Neue Klassik

Die Rote Brille - Kammerkonzert, kuratiert von Karlheinz Schrödl


Sein Ziel ist es: Musikdramatik zu erzeugen, selbst bei reiner Instrumentalmusik in der intimen Kammer. – Der 81-jährige Karlheinz Schrödl war auch ausübender Richter, da liegt diese Musik-Art von krimineller Spannung, die zum Ausgleich gleichzeitig nach befriedender Gerechtigkeit ruft, auf der Hand.

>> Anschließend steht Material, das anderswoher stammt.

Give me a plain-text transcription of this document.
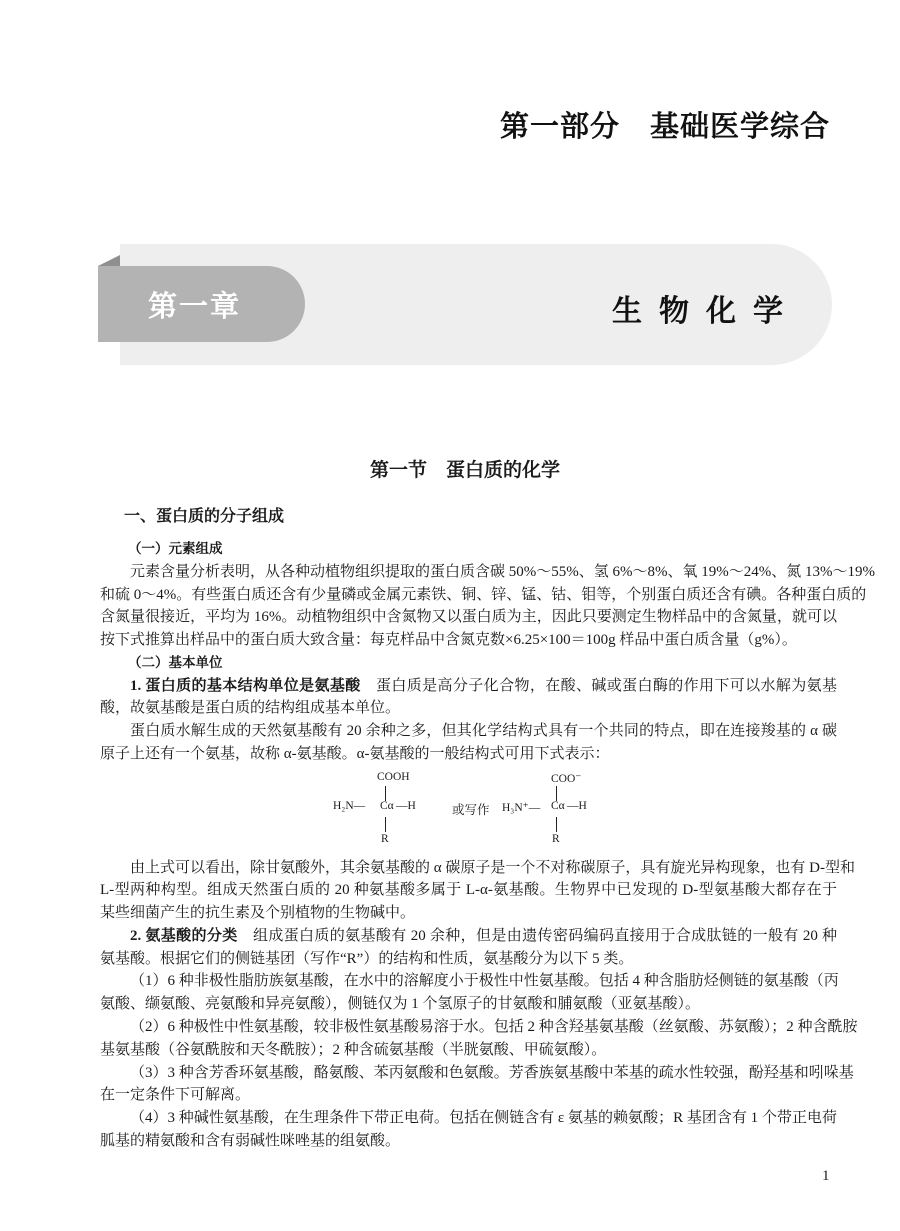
第一部分　基础医学综合
第一章	生物化学
第一节　蛋白质的化学
一、蛋白质的分子组成
（一）元素组成
元素含量分析表明，从各种动植物组织提取的蛋白质含碳 50%～55%、氢 6%～8%、氧 19%～24%、氮 13%～19%
和硫 0～4%。有些蛋白质还含有少量磷或金属元素铁、铜、锌、锰、钴、钼等，个别蛋白质还含有碘。各种蛋白质的
含氮量很接近，平均为 16%。动植物组织中含氮物又以蛋白质为主，因此只要测定生物样品中的含氮量，就可以
按下式推算出样品中的蛋白质大致含量：每克样品中含氮克数×6.25×100＝100g 样品中蛋白质含量（g%）。
（二）基本单位
1. 蛋白质的基本结构单位是氨基酸　蛋白质是高分子化合物，在酸、碱或蛋白酶的作用下可以水解为氨基
酸，故氨基酸是蛋白质的结构组成基本单位。
蛋白质水解生成的天然氨基酸有 20 余种之多，但其化学结构式具有一个共同的特点，即在连接羧基的 α 碳
原子上还有一个氨基，故称 α-氨基酸。α-氨基酸的一般结构式可用下式表示：
由上式可以看出，除甘氨酸外，其余氨基酸的 α 碳原子是一个不对称碳原子，具有旋光异构现象，也有 D-型和
L-型两种构型。组成天然蛋白质的 20 种氨基酸多属于 L-α-氨基酸。生物界中已发现的 D-型氨基酸大都存在于
某些细菌产生的抗生素及个别植物的生物碱中。
2. 氨基酸的分类　组成蛋白质的氨基酸有 20 余种，但是由遗传密码编码直接用于合成肽链的一般有 20 种
氨基酸。根据它们的侧链基团（写作“R”）的结构和性质，氨基酸分为以下 5 类。
（1）6 种非极性脂肪族氨基酸，在水中的溶解度小于极性中性氨基酸。包括 4 种含脂肪烃侧链的氨基酸（丙
氨酸、缬氨酸、亮氨酸和异亮氨酸），侧链仅为 1 个氢原子的甘氨酸和脯氨酸（亚氨基酸）。
（2）6 种极性中性氨基酸，较非极性氨基酸易溶于水。包括 2 种含羟基氨基酸（丝氨酸、苏氨酸）；2 种含酰胺
基氨基酸（谷氨酰胺和天冬酰胺）；2 种含硫氨基酸（半胱氨酸、甲硫氨酸）。
（3）3 种含芳香环氨基酸，酪氨酸、苯丙氨酸和色氨酸。芳香族氨基酸中苯基的疏水性较强，酚羟基和吲哚基
在一定条件下可解离。
（4）3 种碱性氨基酸，在生理条件下带正电荷。包括在侧链含有 ε 氨基的赖氨酸；R 基团含有 1 个带正电荷
胍基的精氨酸和含有弱碱性咪唑基的组氨酸。
COOH
H₂N— Cα —H
R
或写作
COO⁻
H₃N⁺— Cα —H
R
1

Als Kurator einer neuen Folge der Serie Die rote Brille von WALTER BACO, der hier Komponisten und Instrumentalisten vereint, greift Schrödl bei seinen beiden programmierten Werken auf Interpreten zurück, die ihn bzw. seinen Stil schon Jahrzehnte kennen: auf Oboistin HELGA SCHRÖDL und die aus Sydney stammende Fagottistin REBECCA RIEDL. Sie eröffnen den Abend mit SCHRÖDLs Kaleidoskop! Op.203 für Oboe und Fagott, einer Uraufführung, gefolgt von WALTER BACO mit einer Klavierimprovisation.

Zusammen mit Cellistin ARISTEA CARIDIS interpretiert dann Konzertgeigerin ANDREA FRANKENSTEIN SCHRÖDLs Serenade op.182. Letztes Jahr hat sie mit ihrem Frauenquartett Anima Ensemble zu Ehren Schrödls ein Geburtstagskonzert gegeben. Das ANIMA ENSEMBLE (Violinistin CHIZUKO SHIMOTOMAI, Bratschistin FROLIEB TOMSITS-STOLLWERCK, FRANKENSTEIN, CARIDIS) wird zudem mit CARIDIS´ Stimmungsbild für Streichquartett „Una noche in Cordoba“ das Konzertfinale bestreiten.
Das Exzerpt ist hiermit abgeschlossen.